Archaic beliefs surrounding women and their bodies have persisted throughout millennia. In one of his works, Aristotle characterised a female as a mutilated male; a narrative that has carried over in medicine continues to equate women’s physiology to that of men’s. From another standpoint, society has long viewed women solely for the function of reproduction, creating an assumption that the only difference between men and women is their reproductive system, with everything else being irrelevant.

Therefore, the majority of clinical trials exclude women entirely. Whenever women pose symptoms of diseases that do not match the traditional ones found in male-centric trials, they are “incorrect”.

Additionally, women are often regarded as having a higher pain threshold and tolerance as they are able to endure childbirth. While contradicting studies have made this theory inconclusive, women experiencing acute pain are less likely to be administered opioid painkillers nevertheless.

Other unsubstantiated beliefs can intensify other biases that further disenfranchise women of minority groups.

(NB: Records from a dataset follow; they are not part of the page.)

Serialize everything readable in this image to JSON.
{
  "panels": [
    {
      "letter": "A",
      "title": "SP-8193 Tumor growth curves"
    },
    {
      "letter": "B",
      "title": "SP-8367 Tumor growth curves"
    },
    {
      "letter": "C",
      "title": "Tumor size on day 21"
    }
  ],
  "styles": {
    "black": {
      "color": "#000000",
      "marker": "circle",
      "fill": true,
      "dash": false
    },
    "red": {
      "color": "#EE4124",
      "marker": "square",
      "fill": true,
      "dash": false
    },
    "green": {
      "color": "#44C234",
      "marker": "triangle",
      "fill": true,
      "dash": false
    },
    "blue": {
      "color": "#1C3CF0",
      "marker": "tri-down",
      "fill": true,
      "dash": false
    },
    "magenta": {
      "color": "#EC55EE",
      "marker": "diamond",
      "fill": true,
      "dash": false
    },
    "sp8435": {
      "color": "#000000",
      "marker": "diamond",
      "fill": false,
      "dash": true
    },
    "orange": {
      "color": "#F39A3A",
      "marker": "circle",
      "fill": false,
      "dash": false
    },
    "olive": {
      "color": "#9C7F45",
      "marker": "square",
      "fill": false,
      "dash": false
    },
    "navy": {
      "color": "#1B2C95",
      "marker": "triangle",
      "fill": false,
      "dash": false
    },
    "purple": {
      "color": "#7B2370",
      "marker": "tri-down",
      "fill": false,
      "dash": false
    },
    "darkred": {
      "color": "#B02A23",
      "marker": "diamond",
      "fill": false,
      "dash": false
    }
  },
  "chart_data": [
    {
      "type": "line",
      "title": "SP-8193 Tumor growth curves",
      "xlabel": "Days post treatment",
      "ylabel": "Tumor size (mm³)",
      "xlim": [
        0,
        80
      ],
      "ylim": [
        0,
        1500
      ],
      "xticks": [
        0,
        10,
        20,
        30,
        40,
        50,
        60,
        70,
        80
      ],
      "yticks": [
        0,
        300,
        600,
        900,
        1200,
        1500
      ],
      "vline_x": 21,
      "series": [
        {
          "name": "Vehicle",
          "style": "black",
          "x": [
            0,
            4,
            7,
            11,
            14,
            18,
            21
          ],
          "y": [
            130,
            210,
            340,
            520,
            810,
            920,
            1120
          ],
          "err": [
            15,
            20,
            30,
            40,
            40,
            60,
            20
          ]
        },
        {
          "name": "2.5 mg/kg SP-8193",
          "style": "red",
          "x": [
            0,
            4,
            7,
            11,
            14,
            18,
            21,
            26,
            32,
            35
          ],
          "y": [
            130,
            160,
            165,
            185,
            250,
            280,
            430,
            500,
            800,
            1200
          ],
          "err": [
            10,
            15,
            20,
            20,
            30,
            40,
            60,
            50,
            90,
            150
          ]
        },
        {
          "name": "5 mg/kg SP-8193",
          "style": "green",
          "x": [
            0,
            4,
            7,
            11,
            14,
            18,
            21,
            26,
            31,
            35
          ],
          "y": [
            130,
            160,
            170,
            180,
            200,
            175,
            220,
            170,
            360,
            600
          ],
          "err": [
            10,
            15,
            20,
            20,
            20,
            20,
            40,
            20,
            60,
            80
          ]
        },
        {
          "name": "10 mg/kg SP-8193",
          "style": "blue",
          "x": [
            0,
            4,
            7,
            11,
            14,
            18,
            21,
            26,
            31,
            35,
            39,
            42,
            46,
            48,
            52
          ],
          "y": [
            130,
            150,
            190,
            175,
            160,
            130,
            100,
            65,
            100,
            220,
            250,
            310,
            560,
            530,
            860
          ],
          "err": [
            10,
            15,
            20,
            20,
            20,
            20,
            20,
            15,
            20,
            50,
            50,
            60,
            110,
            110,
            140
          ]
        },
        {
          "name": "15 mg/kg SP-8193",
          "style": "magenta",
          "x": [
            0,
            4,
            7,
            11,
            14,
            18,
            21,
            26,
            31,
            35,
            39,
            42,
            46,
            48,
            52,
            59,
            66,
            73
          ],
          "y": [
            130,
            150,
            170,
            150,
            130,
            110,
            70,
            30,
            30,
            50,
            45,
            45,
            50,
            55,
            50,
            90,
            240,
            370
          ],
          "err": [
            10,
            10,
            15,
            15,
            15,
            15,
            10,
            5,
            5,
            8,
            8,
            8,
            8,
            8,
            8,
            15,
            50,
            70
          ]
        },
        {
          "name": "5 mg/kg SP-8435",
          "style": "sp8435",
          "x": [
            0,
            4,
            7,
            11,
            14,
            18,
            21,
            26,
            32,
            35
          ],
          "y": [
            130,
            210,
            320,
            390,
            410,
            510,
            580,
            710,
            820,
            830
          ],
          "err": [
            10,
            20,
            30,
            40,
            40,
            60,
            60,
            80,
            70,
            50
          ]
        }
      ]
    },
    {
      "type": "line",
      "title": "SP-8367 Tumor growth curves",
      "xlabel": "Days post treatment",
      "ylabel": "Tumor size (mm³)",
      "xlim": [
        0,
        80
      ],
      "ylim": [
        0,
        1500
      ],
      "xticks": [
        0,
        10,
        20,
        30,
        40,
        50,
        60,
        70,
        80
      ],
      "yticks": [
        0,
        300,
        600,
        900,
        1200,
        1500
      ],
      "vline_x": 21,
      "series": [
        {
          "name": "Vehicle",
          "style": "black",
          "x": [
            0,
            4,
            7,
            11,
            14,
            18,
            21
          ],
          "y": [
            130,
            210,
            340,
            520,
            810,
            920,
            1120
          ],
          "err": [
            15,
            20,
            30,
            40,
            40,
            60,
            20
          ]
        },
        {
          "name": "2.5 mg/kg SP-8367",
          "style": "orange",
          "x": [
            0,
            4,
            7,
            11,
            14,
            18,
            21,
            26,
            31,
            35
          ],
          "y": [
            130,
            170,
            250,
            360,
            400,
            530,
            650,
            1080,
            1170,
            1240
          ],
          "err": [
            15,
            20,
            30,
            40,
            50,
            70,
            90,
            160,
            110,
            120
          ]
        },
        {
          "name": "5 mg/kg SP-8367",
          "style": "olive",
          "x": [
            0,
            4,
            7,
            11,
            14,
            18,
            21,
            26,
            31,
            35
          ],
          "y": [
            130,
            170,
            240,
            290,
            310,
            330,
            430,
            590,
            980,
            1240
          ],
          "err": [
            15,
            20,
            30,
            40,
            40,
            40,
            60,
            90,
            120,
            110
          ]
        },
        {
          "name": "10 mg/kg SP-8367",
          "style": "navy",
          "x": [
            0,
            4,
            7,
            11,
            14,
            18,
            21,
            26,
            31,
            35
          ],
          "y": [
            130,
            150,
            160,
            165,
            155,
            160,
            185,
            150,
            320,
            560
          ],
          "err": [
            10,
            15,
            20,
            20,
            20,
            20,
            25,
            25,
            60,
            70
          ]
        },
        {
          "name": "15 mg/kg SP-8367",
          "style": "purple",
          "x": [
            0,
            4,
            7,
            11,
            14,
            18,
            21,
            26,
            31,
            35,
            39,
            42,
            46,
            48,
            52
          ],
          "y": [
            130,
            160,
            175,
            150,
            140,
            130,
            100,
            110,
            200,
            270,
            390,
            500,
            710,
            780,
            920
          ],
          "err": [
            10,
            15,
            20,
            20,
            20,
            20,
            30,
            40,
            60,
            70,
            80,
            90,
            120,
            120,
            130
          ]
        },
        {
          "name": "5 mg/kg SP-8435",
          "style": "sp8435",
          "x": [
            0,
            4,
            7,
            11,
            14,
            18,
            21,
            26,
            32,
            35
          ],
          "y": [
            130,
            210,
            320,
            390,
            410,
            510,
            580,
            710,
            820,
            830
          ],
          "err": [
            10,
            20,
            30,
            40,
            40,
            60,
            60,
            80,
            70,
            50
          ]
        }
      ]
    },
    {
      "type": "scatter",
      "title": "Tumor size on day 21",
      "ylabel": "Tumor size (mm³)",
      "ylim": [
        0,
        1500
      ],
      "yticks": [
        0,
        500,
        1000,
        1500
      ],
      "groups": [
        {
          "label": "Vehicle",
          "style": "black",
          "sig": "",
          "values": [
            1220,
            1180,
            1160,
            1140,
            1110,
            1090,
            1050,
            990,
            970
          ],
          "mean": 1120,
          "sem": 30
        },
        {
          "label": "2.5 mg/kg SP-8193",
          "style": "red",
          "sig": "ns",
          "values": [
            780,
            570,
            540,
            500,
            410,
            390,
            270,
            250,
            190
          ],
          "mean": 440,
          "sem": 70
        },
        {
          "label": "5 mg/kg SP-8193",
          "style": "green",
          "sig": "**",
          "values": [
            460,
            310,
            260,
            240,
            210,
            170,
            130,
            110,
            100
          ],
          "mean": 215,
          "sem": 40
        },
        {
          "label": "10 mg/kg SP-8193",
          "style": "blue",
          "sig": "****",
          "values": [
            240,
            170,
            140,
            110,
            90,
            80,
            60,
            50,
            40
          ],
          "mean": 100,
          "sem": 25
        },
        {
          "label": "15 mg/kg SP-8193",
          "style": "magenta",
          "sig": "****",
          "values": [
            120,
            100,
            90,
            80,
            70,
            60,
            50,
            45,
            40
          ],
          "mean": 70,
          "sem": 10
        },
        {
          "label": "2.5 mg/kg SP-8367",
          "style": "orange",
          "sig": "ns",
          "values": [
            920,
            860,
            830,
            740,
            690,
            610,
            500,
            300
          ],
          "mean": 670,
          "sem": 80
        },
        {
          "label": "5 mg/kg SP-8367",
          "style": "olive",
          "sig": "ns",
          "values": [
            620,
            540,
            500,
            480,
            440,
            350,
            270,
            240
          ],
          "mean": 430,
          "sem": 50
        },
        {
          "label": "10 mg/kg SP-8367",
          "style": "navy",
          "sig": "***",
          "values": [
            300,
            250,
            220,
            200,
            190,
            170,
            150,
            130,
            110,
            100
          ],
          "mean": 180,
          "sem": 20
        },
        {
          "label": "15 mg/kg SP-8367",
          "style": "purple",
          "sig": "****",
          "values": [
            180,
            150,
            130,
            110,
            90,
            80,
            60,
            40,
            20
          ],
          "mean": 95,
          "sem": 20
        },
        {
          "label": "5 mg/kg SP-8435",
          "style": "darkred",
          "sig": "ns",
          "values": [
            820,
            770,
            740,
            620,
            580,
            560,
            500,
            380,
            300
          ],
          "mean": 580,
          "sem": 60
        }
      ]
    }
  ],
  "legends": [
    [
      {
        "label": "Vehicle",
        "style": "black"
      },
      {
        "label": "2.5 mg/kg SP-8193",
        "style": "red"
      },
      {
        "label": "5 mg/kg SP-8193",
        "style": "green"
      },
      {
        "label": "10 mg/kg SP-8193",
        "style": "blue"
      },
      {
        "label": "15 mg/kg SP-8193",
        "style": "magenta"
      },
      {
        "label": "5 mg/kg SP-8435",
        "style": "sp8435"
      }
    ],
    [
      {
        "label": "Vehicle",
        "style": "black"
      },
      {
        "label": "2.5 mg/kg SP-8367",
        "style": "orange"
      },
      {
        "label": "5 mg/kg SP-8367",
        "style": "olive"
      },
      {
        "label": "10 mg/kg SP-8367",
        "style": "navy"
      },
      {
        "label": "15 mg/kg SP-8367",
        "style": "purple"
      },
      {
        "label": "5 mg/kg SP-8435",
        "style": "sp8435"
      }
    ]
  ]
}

For example, African-American and Hispanic women are aggressively hindered from choosing vaginal childbirth after past C-section births due to a racially-biased metric, namely the vaginal-birth-after-cesarean (VBAC) score.

 

Gaps in medical research

A woman’s body and physiology are very different from a man’s. Due to the specific female physiology being severely underresearched and underrepresented across the board, this gender-blind approach to treating women is dangerous.

In diagnosing heart attacks, women are regularly turned away not just for exhibiting acceptable symptoms, but also for passing current tests without showing textbook irregularities. Here, women are inferred to experience and display heart attacks differently from how men would. Unsurprisingly, there are no diagnostic tests that specifically detect potential heart attacks in women nor a revised list containing symptoms of the disease that women commonly suffer from.

Without a doubt, doctors continue to compare women against a chart of unrelated medical information. To mitigate gender disparity, medical practitioners must be reeducated and retrained regarding women’s health. To a further extent, this begs a reform of anatomy textbooks to include and discuss more images of female anatomy in medical curriculum to dispel implicit biases in students. Unless we reframe women’s health as a public healthcare crisis, the struggles women face in demanding equitable healthcare will be disparaged by underdiagnosis that will continue to bleed women dry.